Photo: James Mustico
I know malls suck. There was a time in my life when I really cherished the mall, and shopping and those candy bins and giggling but I feel like that love died when I was 16 and I came out of Nordstroms to find a firetruck parked next to my truck which was altered considerably from the pristine state that I left it in (charred, windows smashed, wet and totaled). But I have had some good times in malls since my early teenage years:Last Christmas when there was all that snow and Jocelyn and Alexa and Ben and I ran through a large portion of the Lloyd Center to catch the matinee of Australia, dodging people laden with bags and children with balloons tied to their wrists. There's something about running inside in crowded places. And when I came back from Japan and Heidi took me to Clackamas Town Center and we ate a Cinnabon and watched overweight people and people with wide-legged jeans and green hair and facial piercings eat Cinnabons as well and I realized that I was really back in the states.
But last night was the absolute best. Liz and I drove out to Cinetopia in Vancouver to see Avatar. I don't really know anything about this movie (something about blue people, aliens and James Cameron) but it's supposed to be three-dimensional and I've never actually seen a movie like that before. So I was excited. And then we got there and it was sold out and the next show at 8:30 only had the front row seats so we drove back to Portland, straight to the Lloyd Center in hopes of catching it there. And Liz kept trying to make me use her crazy phone with the touch screen and internet and ridiculous buttons everywhere, which was pretty unsuccessful, though we did make up some really nice songs about James Cameron.
And we ran into the Lloyd Center Theater and Liz asked if they had tickets for Avatar and this kid said, "Yes we do." And we both said, "Yes!" and gave each other this epic high-five and it echoed through the lobby and then she followed up with, "In 3-D?" And the answer to that was no. Huge letdown.
We could have, at that point, been utterly defeated. She could have given me a ride home and then I would have gone into my kitchen and microwaved some frozen vegetables and ate them while reading a crappy magazine and then I would have gone to bed.
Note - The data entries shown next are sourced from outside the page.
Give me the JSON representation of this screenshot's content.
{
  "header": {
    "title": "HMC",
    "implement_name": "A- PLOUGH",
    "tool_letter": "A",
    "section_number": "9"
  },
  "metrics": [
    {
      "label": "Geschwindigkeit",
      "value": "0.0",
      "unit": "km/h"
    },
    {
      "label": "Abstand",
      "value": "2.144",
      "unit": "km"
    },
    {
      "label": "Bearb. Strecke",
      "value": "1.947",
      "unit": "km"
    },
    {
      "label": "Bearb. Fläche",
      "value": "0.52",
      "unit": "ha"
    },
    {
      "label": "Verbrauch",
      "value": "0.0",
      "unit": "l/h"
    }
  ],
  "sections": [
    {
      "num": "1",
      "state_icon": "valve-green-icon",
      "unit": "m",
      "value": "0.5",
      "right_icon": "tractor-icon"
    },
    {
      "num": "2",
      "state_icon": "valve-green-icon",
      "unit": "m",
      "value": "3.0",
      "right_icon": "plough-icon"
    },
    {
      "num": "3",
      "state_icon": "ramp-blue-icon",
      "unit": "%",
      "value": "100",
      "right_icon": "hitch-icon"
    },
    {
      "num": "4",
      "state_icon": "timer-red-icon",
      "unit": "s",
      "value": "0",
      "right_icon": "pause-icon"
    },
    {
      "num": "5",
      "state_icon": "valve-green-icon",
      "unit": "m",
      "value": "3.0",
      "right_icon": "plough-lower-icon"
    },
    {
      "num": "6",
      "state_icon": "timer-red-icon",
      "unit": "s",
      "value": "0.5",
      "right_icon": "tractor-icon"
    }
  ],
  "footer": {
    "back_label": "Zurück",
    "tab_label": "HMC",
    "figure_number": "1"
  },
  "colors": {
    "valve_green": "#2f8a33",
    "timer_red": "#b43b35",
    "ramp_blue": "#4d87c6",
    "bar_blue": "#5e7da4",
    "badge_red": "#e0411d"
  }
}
But that's not what you do when challenged with adversity. I told her, "We are going to go to the Lloyd Center and we are going to watch the ice skaters." She responded to this with less than enthusiasm. "It will be amazing," I said. "It will be wonderful." She conceded and then we ran across the street and entered the mall and it was, of course, terrifying, she mentioned something about the weight of all humanity and then we were there at the rink, leaning over the barrier, laughing hysterically at these kids, falling, zipping around, slamming into walls, brothers in matching snowflake sweaters, middle-aged man with his hands in his pocket doing hockey stops and power pivots, all the bowed ankles, the amazing grunt-groans expelled when they hit the ice, enthusiastic parental support, and eventually suspicion as they noticed the two girls standing at the railing breathless with laughter, at times almost too weak to stand and that's when we left. Also because this guy was starting to vibe us as he zipped by with spin moves and come-hither stares. Liz muttered, "We've been spotted", and we ran out. And somehow in all of this I lost my blue glove.